Yuki won’t admit she likes Naruse. Naruse goofs off, or does he? An old teammate of Naruse’s enters the picture, but he’s scared of girls. Basketball happens and a date happens and kisses are stolen, but when has love ever been this dull?
Last volume that Christmas party really saved things; too bad Christmas comes but once a year and it won’t be saving anything this volume, which isn’t terribly romantic and not especially interesting either.

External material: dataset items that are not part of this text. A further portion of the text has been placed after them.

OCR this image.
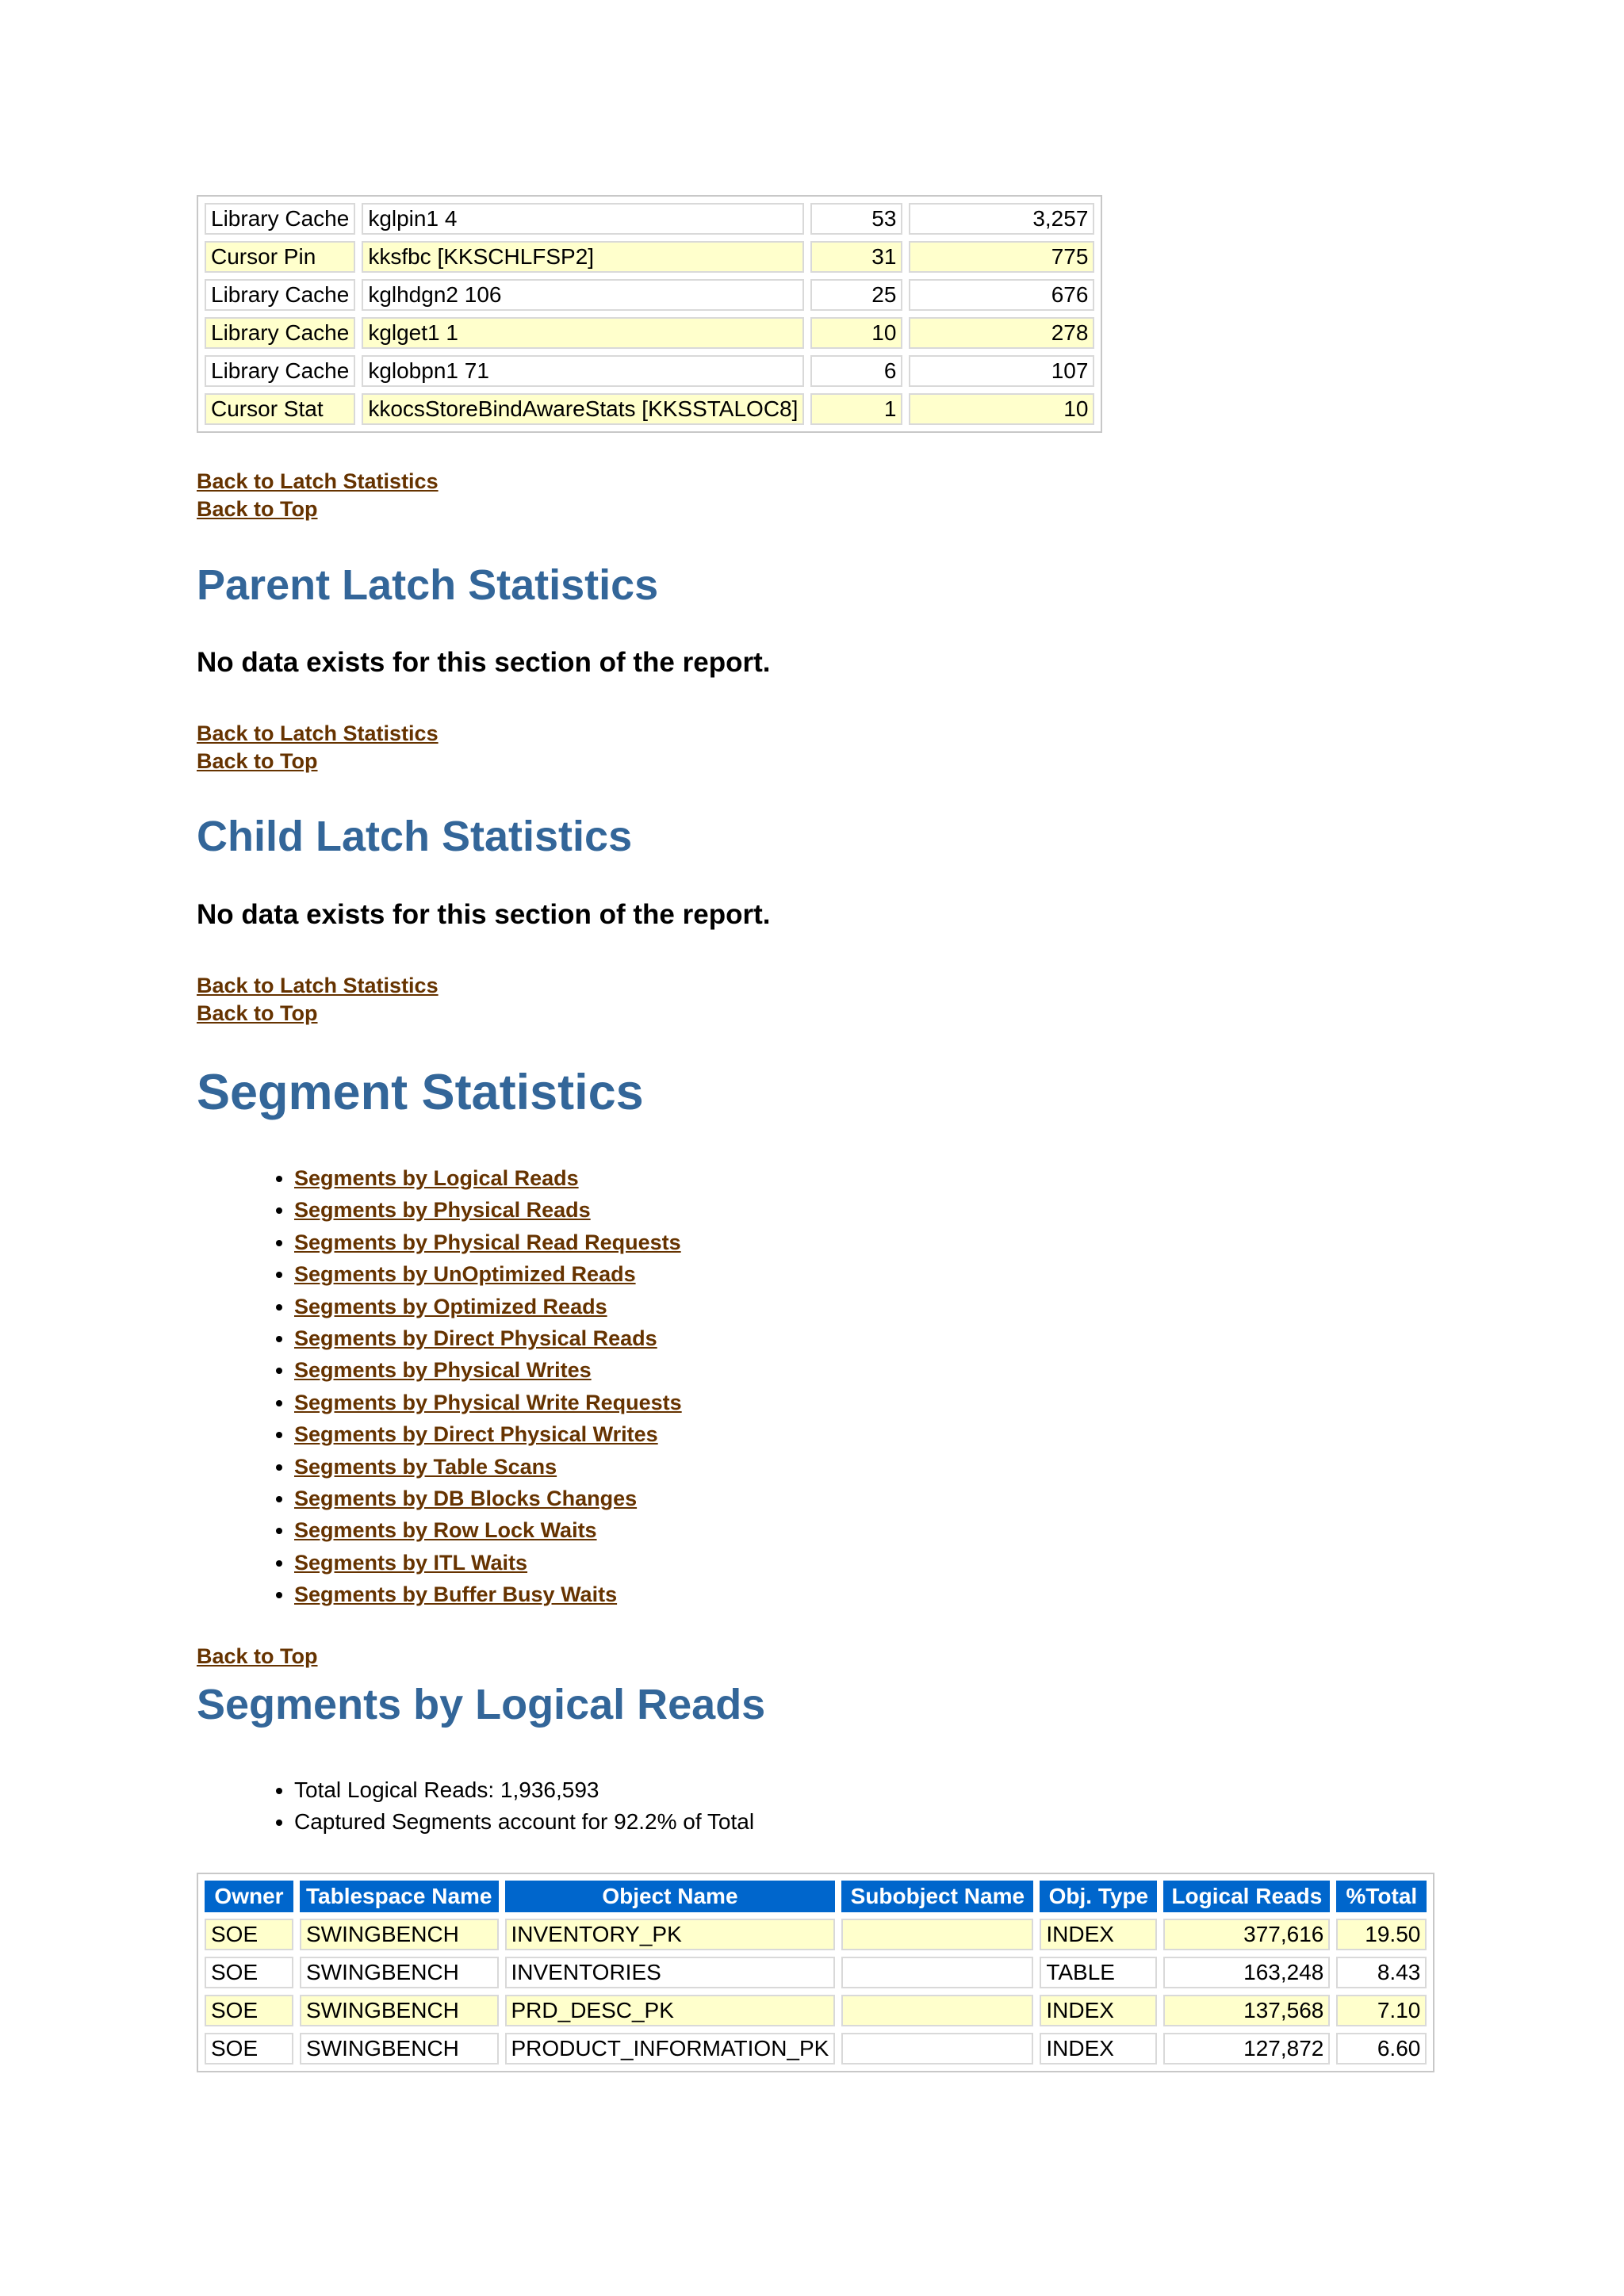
Library Cache	kglpin1 4	53	3,257
Cursor Pin	kksfbc [KKSCHLFSP2]	31	775
Library Cache	kglhdgn2 106	25	676
Library Cache	kglget1 1	10	278
Library Cache	kglobpn1 71	6	107
Cursor Stat	kkocsStoreBindAwareStats [KKSSTALOC8]	1	10
Back to Latch Statistics
Back to Top
Parent Latch Statistics
No data exists for this section of the report.
Back to Latch Statistics
Back to Top
Child Latch Statistics
No data exists for this section of the report.
Back to Latch Statistics
Back to Top
Segment Statistics
• Segments by Logical Reads
• Segments by Physical Reads
• Segments by Physical Read Requests
• Segments by UnOptimized Reads
• Segments by Optimized Reads
• Segments by Direct Physical Reads
• Segments by Physical Writes
• Segments by Physical Write Requests
• Segments by Direct Physical Writes
• Segments by Table Scans
• Segments by DB Blocks Changes
• Segments by Row Lock Waits
• Segments by ITL Waits
• Segments by Buffer Busy Waits
Back to Top
Segments by Logical Reads
• Total Logical Reads: 1,936,593
• Captured Segments account for 92.2% of Total
Owner	Tablespace Name	Object Name	Subobject Name	Obj. Type	Logical Reads	%Total
SOE	SWINGBENCH	INVENTORY_PK		INDEX	377,616	19.50
SOE	SWINGBENCH	INVENTORIES		TABLE	163,248	8.43
SOE	SWINGBENCH	PRD_DESC_PK		INDEX	137,568	7.10
SOE	SWINGBENCH	PRODUCT_INFORMATION_PK		INDEX	127,872	6.60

The fact that this basketball team apparently can’t function without Naruse is something else, so when he swans off like a prima donna to go on a break without saying anything, they all implode like they go on that court as his backup dancers and little else.
When it turns out that he’s been practicing this entire time on his own so he won’t let them down? Who cares! There’s a serious cult of personality around Naruse for no especially good reason - even his thoughtful gesture to Yuki on their date is spelled wrong for pity’s sake.
And that date is absolutely boring. Yuki says she refuses to let her emotions show, except she does all the dang time and these two have about zero chemistry this time around. There’s no especially good reason for these two to be dating except that they’re on the cover - this whole thing is like watching somebody drag a sack around.
I feel bad for Yuki, whose family is being played mostly for comedic effect but are actually horrible human beings who do nothing but take advantage of her nature. They should have tossed the romance and just focused on how much effort she puts into managing the basketball team.
Between Naruse’s hissy fits there is the broad suggestion that he might grow up a little, but it explains nothing about why Yuki would find him attractive now. Yes, I get that she says all the things she bottles up elsewhere when she’s around him, but that feels like the relationship you have with your therapist, not your lover.
Shojo about basketball are a dime a dozen and there isn’t even the ‘oh they’re so trashy, give me more’ aspect of the first volume here. Waiting For Spring is pretty by-the-numbers, but it’s more interesting than this by a mile.
Looking over the reviews for book one, I see a lot of people comparing this to Maid-sama!, which I could totally see, and that may easily explain why this is doing nothing for me, as I don’t like that series either.
2 stars - from guilty pleasure to just guilty in a single volume. I am very ambivalent about bothering with a third volume of this now and we’ll just see what else is released the week it comes out, I guess.